BRIAN SOZZI: Rich, you mentioned Peacock is struggling. Do you think ultimately Peacock is the odd person out here and that streaming platform just won't make it?

RICH GREENFIELD: Look, again, Comcast is doing amazing. I mean, Comcast is crushing it from a broadband standpoint. I mean, they have an incredible broadband pipe, their subscriber numbers are you know, yes, they were a little softer this quarter than expected or they're going to be a little softer than expected in Q3 but it has been an incredible broadband story and investors are buying Comcast and Charter and all of these cable stocks for broadband. They're not buying it for Peacock.

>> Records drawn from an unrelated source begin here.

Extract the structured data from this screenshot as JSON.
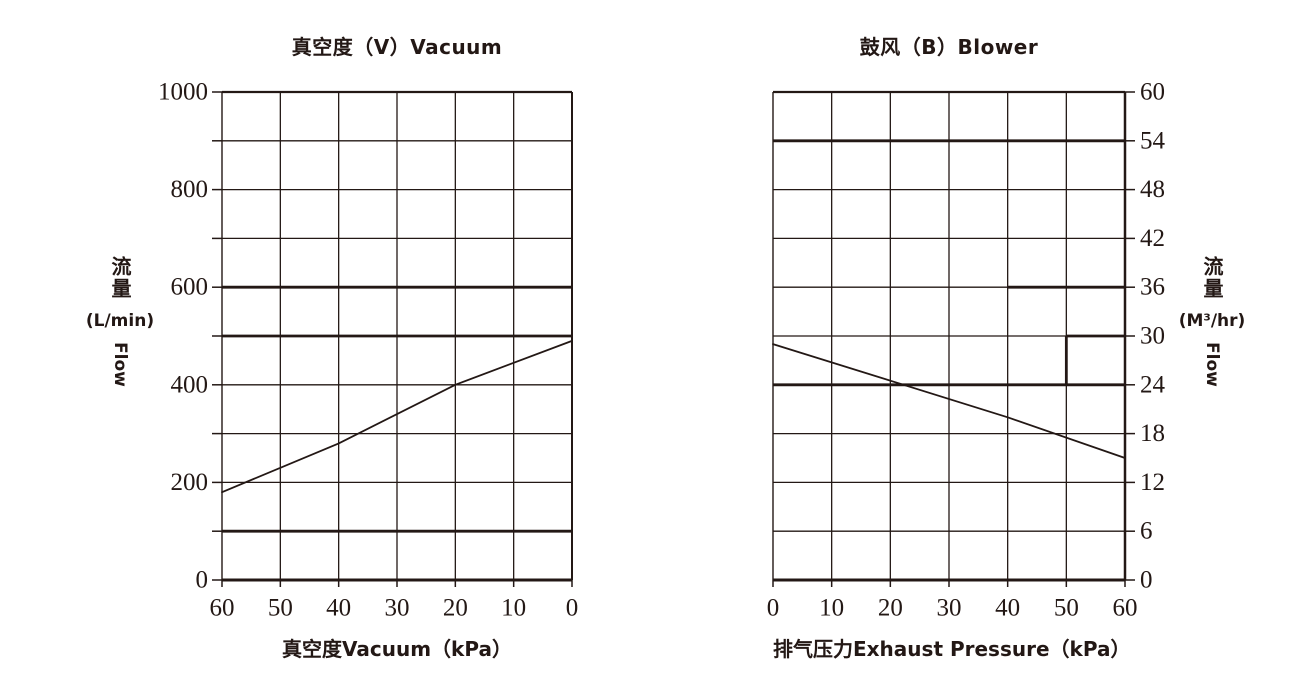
{
  "page": {
    "bg": "#ffffff",
    "ink": "#231815"
  },
  "chart_data": [
    {
      "type": "line",
      "title": "真空度（V）Vacuum",
      "xlabel": "真空度Vacuum（kPa）",
      "ylabel": {
        "cn": "流量",
        "unit": "(L/min)",
        "en": "Flow"
      },
      "x_ticks": [
        60,
        50,
        40,
        30,
        20,
        10,
        0
      ],
      "x_reversed": true,
      "xlim": [
        0,
        60
      ],
      "ylim": [
        0,
        1000
      ],
      "y_grid_step": 100,
      "y_label_step": 200,
      "grid": true,
      "legend": "none",
      "emphasized_gridlines": [
        {
          "y": 600
        },
        {
          "y": 500
        },
        {
          "y": 100
        }
      ],
      "emphasized_segments": [],
      "series": [
        {
          "name": "vacuum flow curve",
          "points": [
            [
              60,
              180
            ],
            [
              40,
              280
            ],
            [
              20,
              400
            ],
            [
              0,
              490
            ]
          ]
        }
      ]
    },
    {
      "type": "line",
      "title": "鼓风（B）Blower",
      "xlabel": "排气压力Exhaust Pressure（kPa）",
      "ylabel": {
        "cn": "流量",
        "unit": "(M³/hr)",
        "en": "Flow"
      },
      "x_ticks": [
        0,
        10,
        20,
        30,
        40,
        50,
        60
      ],
      "x_reversed": false,
      "xlim": [
        0,
        60
      ],
      "ylim": [
        0,
        60
      ],
      "y_grid_step": 6,
      "y_label_step": 6,
      "grid": true,
      "legend": "none",
      "emphasized_gridlines": [
        {
          "y": 54
        },
        {
          "y": 24
        },
        {
          "y": 36,
          "x1": 40,
          "x2": 60
        },
        {
          "y": 30,
          "x1": 50,
          "x2": 60
        }
      ],
      "emphasized_segments": [
        {
          "x": 50,
          "y1": 24,
          "y2": 30
        }
      ],
      "series": [
        {
          "name": "blower flow curve",
          "points": [
            [
              0,
              29
            ],
            [
              20,
              24.5
            ],
            [
              40,
              20
            ],
            [
              60,
              15
            ]
          ]
        }
      ]
    }
  ]
}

They're not buying it for NBC. I mean, in fact, if Comcast spun off NBC and got out of the NBC business the Comcast stock would soar. Like no investor even wants them in the content business, let alone spending in the Peacock business, I mean, that's just the reality.

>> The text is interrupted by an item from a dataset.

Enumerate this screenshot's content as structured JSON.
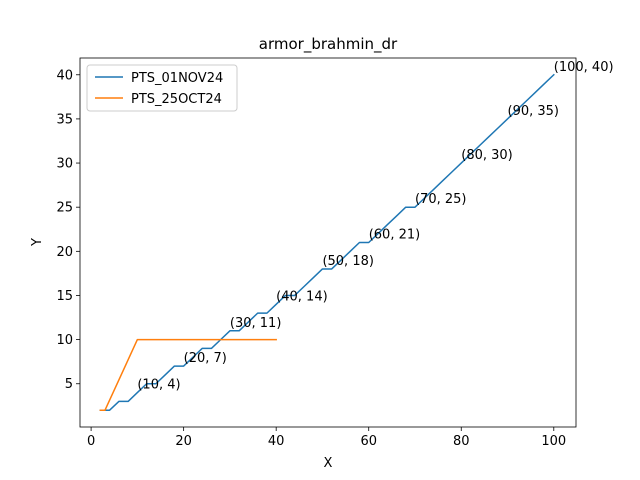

Look, I think you're shaping up to where there's a few major players. Obviously, you've got Netflix, you've got Amazon Prime, you've got sort of the Disney bundle as they call it, you know if you think about Disney+, Hulu, and ESPN+ together. And then you have sort of the two ones that are closing in on being really meaningful, obviously, HBO Max, and Apple TV+. I think when you look at Paramount+ or Discovery+ or Peacock, they're still very much in the starting gate and overall watch time is you essentially de minimis.

BRIAN CHEUNG: All right. Well, I got to say that you've actually lit up our Yahoo Finance chat over here with which streaming services and video platforms are catching our Yahoo Finance newsroom's eyeballs. But Rich Greenfield, at LightShed Partners, thanks for all of that.